I think we are quite familiar with children’s Easter baskets, but did you know they owe their origin to the custom of bringing baskets of food to church for blessing on Holy Saturday? The children’s baskets of candy and eggs can be included in the blessing service.
The foods traditionally blessed for Easter, the feast of the Lord’s Passover from death to life, are the foods which God prescribed for the ancient Passover meal: lamb, bread, wine, and bitter herbs.
The lamb, either meat or a symbolic lamb in the form of cake or butter, is the ancient Passover food by whose blood the Israelites were saved. Jesus is our Paschal (Passover) Lamb by whose blood we are saved.
Ham celebrates the freedom of the New Law which came into effect through Jesus’ Resurrection, in distinction to the Old Law which forbade certain meats. Sausage is the ethnic addition to enhance the celebration; its links remind us of the chains of death which were broken when Jesus rose from the dead.
Bread reminds us of Jesus, the risen Lord, who in the Eucharist is the food of our earthly journey and the true bread of everlasting life.
Eggs are a sign of hope and resurrection. Jesus comes forth from the tomb as the chick breaks the shell at birth. Because of the special meaning, it is fitting that the eggs to be blessed are decorated.

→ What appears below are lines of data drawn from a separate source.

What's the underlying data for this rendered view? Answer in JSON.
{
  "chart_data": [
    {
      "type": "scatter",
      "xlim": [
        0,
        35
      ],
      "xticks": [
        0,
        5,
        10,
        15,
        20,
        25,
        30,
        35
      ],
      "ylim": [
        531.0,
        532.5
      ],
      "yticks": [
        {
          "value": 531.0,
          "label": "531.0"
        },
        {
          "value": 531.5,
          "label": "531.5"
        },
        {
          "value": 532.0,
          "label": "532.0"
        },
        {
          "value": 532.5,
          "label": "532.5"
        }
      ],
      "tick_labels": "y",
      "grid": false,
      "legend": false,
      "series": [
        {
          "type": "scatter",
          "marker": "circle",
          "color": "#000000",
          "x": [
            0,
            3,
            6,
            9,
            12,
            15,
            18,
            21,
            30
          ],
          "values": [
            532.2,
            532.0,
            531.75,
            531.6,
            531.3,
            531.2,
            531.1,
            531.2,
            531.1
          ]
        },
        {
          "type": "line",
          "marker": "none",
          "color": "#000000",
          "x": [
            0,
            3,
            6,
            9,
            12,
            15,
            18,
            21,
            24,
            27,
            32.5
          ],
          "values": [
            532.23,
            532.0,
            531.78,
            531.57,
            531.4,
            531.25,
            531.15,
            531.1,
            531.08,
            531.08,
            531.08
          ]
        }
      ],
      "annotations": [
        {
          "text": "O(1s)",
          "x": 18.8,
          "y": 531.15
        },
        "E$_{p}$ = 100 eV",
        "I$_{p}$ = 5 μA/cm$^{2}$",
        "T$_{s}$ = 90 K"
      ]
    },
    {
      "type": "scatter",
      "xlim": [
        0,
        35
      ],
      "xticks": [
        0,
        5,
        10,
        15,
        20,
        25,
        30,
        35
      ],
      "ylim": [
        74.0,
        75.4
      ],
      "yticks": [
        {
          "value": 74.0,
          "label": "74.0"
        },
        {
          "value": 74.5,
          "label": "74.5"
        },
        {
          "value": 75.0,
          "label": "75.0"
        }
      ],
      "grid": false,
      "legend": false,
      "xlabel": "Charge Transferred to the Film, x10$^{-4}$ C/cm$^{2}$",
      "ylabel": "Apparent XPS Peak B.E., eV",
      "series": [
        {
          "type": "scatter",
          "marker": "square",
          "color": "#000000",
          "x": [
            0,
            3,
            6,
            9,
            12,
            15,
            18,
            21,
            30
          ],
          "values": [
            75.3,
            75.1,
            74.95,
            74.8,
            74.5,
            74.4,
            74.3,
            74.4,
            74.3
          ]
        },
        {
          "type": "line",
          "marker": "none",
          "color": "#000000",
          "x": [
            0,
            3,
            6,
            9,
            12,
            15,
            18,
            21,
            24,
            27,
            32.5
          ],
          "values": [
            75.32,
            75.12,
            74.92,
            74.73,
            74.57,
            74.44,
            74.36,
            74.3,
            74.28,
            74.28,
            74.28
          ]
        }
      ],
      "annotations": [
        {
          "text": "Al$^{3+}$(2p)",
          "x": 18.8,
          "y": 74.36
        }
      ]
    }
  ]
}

Horseradish represents the bitter herbs prescribed in the original Passover meal as reminder of the bitterness and harshness of life in Egypt. It reminds us of the the bitterness of Jesus’ Passion by which He entered into glory.
Wine is the drink of the Passover meal and the Last Supper. Its sparkle reminds us of the glory of Easter. Wine gladdens our hearts and helps us enter into the joy of Christ’s Resurrection.
Everything for the Easter meal may be blessed. The custom is to reserve the eating of blessed food until after one participates in Easter Mass.
The Blessing of the Easter Food here at St. Aidan’s will be on Holy Saturday, April 20th at 11 A.M. in the church.